The next year I started classes at the University of Southern Mississippi and, in short order— taking 18 and 21 hours a semester, and going to summer school, while working in restaurants full time, I— received a BS degree in Hospitality Management.
The past 36 years have been one big learning experience. I was so ignorant when I started, I didn’t even know what the word “Epicure” meant. I can’t remember if I asked Marcia and Sandy when I interviewed for the job, or if I looked it up in someone’s dictionary (I didn’t own one at the time)
As of today, I am still sober. I own a few restaurants and a couple of bars. We have a few restaurants in the works. I am blessed to have found my passion and, not only, what I WANT to do for a living, but what I LOVE to do for a living. I opened the first restaurant in 1987 and paid myself $12,000.00 a year while spending the first four years working 90 hours a week in the kitchen. The dirty little secret is that— had I had the money— I would have paid someone to let me work in my own business. I love it, and I have Marcia and Sandy to thank for it.

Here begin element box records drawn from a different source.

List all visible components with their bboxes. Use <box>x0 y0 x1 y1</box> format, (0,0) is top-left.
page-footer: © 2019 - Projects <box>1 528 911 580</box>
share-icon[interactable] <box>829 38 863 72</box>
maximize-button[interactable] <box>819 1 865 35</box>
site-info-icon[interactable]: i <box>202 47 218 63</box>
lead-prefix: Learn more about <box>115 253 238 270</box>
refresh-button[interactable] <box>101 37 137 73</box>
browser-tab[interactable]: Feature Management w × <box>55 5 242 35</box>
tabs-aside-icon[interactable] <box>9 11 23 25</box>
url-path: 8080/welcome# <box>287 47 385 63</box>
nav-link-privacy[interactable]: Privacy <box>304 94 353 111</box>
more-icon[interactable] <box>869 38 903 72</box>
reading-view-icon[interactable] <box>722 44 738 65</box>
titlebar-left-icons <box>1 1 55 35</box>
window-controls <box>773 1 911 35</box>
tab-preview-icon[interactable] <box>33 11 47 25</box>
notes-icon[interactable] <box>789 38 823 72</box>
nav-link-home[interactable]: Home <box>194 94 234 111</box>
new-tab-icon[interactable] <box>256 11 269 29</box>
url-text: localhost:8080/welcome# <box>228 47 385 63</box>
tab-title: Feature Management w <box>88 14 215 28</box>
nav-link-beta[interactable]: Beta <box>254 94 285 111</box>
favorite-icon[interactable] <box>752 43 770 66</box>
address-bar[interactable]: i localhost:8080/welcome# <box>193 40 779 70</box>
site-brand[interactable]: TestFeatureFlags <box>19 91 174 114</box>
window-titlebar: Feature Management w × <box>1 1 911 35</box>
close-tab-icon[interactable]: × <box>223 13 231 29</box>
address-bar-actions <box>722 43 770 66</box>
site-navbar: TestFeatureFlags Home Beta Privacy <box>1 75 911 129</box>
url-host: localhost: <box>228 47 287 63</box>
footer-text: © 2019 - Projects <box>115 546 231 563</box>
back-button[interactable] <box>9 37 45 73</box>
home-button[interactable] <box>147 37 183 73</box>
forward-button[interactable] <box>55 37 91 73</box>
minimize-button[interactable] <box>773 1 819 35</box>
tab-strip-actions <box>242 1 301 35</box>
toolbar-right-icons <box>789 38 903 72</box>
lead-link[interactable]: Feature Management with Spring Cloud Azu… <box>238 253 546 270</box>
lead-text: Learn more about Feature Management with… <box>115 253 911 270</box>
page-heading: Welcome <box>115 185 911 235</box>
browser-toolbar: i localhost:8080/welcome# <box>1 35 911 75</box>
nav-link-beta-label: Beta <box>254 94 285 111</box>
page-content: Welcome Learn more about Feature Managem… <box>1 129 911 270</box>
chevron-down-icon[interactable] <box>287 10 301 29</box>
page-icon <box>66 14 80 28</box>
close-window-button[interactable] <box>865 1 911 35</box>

I don’t know what became of Sandy, but I see Marcia occasionally, and I hope I have expressed my gratitude to her over the years, for giving a once-hard-drinking 19-year old college drop-out a chance and introducing me to one of the longest-running “loves” of my life. After 37 years in the business (30 as an owner), and out of the thousands of employees, there have been hundreds of servers, cooks, and managers that have continued on with a restaurant career after getting their start with us. Many have become managers and owners themselves. At this point there is even an next generation— beyond the first group— that have gone into the restaurant business. Until now, none of them knew that they, like me, are all “foodservice descendants” of Marcia Cooke and Sandy Kopp. It’s time they learned.